CHICAGO – Police Superintendent Eddie Johnson said Monday that the suspected gunman in the weekend killing of an off-duty officer shot "the first Hispanic man he came in contact with" after an earlier petty dispute with a separate group of Latinos.

The "nightmare" began about 2:25 a.m. Saturday, in the city's River North neighborhood, police said, when the suspect identified as Menelik Jackson got into a confrontation with some Hispanic men on a party bus.

The suspect returned later with a gun, but the men were no longer there, Johnson said.

In what Johnson called "an act of cowardice," the suspect opened fire into a parked car a block from the initial confrontation, fatally shooting off-duty Chicago police officer John P. Rivera, 23, and critically wounding the officer's friend, also 23, who is in the military reserve.
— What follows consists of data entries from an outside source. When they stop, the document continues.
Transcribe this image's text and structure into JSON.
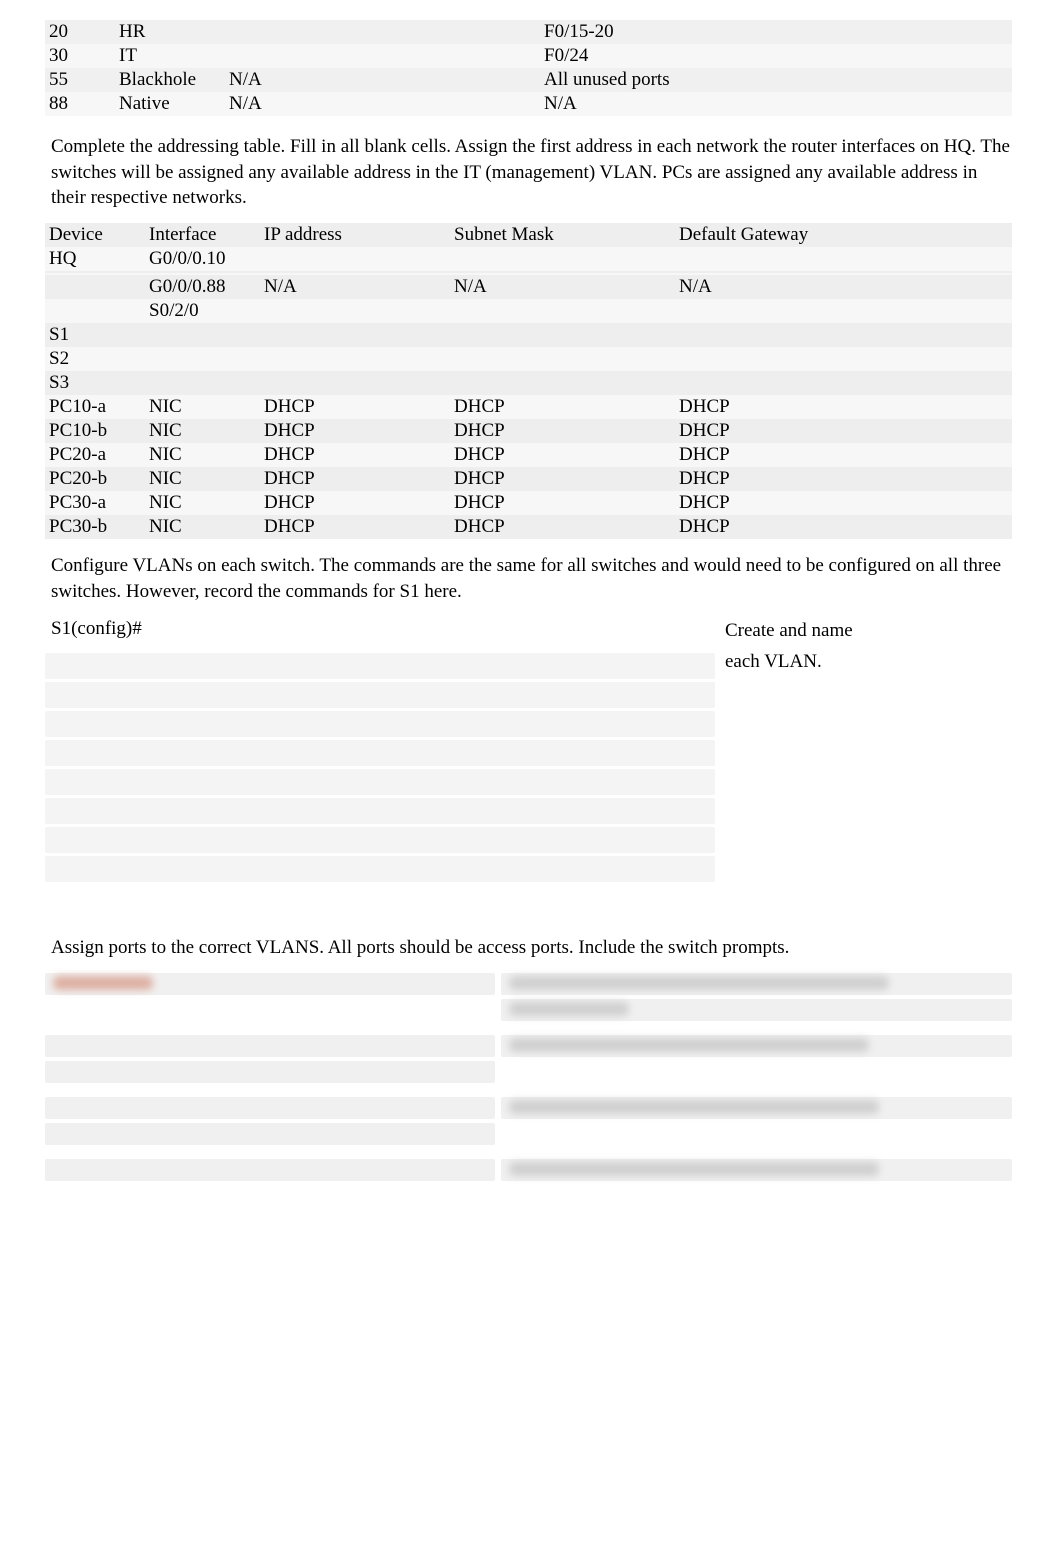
{
  "vlan_table": {
    "rows": [
      {
        "id": "20",
        "name": "HR",
        "col3": "",
        "ports": "F0/15-20"
      },
      {
        "id": "30",
        "name": "IT",
        "col3": "",
        "ports": "F0/24"
      },
      {
        "id": "55",
        "name": "Blackhole",
        "col3": "N/A",
        "ports": "All unused ports"
      },
      {
        "id": "88",
        "name": "Native",
        "col3": "N/A",
        "ports": "N/A"
      }
    ]
  },
  "para1": "Complete the addressing table. Fill in all blank cells. Assign the first address in each network the router interfaces on HQ. The switches will be assigned any available address in the IT (management) VLAN. PCs are assigned any available address in their respective networks.",
  "addressing_table": {
    "headers": {
      "device": "Device",
      "interface": "Interface",
      "ip": "IP address",
      "mask": "Subnet Mask",
      "gw": "Default Gateway"
    },
    "rows": [
      {
        "device": "HQ",
        "interface": "G0/0/0.10",
        "ip": "",
        "mask": "",
        "gw": ""
      },
      {
        "device": "",
        "interface": "",
        "ip": "",
        "mask": "",
        "gw": ""
      },
      {
        "device": "",
        "interface": "",
        "ip": "",
        "mask": "",
        "gw": ""
      },
      {
        "device": "",
        "interface": "G0/0/0.88",
        "ip": "N/A",
        "mask": "N/A",
        "gw": "N/A"
      },
      {
        "device": "",
        "interface": "S0/2/0",
        "ip": "",
        "mask": "",
        "gw": ""
      },
      {
        "device": "S1",
        "interface": "",
        "ip": "",
        "mask": "",
        "gw": ""
      },
      {
        "device": "S2",
        "interface": "",
        "ip": "",
        "mask": "",
        "gw": ""
      },
      {
        "device": "S3",
        "interface": "",
        "ip": "",
        "mask": "",
        "gw": ""
      },
      {
        "device": "PC10-a",
        "interface": "NIC",
        "ip": "DHCP",
        "mask": "DHCP",
        "gw": "DHCP"
      },
      {
        "device": "PC10-b",
        "interface": "NIC",
        "ip": "DHCP",
        "mask": "DHCP",
        "gw": "DHCP"
      },
      {
        "device": "PC20-a",
        "interface": "NIC",
        "ip": "DHCP",
        "mask": "DHCP",
        "gw": "DHCP"
      },
      {
        "device": "PC20-b",
        "interface": "NIC",
        "ip": "DHCP",
        "mask": "DHCP",
        "gw": "DHCP"
      },
      {
        "device": "PC30-a",
        "interface": "NIC",
        "ip": "DHCP",
        "mask": "DHCP",
        "gw": "DHCP"
      },
      {
        "device": "PC30-b",
        "interface": "NIC",
        "ip": "DHCP",
        "mask": "DHCP",
        "gw": "DHCP"
      }
    ]
  },
  "para2": "Configure VLANs on each switch.  The commands are the same for all switches and would need to be configured on all three switches.  However, record the commands for S1 here.",
  "config": {
    "prompt": "S1(config)#",
    "note_line1": "Create and name",
    "note_line2": "each VLAN."
  },
  "para3": "Assign ports to the correct VLANS. All ports should be access ports. Include the switch prompts."
}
At a news conference at police headquarters, the superintendent said that the department would pursue possible hate crime charges against Jackson for targeting Rivera. Two others in the car, including another off-duty officer, were uninjured.

At a bond hearing, Judge John Fitzgerald Lyke Jr. ordered that Jackson, 24, of South Holland, and co-defendant Jovan Battle, 32, of Chicago, be held without bond on one count of murder and three counts of attempted murder.

"Both gentlemen pose a real and present threat to the victims, the live victims in this case, this community and every other human being on the planet that they come into contact with," the judge said.

Cook County prosecutors said the confrontation outside a McDonald's with the men from a party bus escalated after a third suspect yet to be arrested was punched in the face. The fight was caught on surveillance cameras but broke up when police arrived.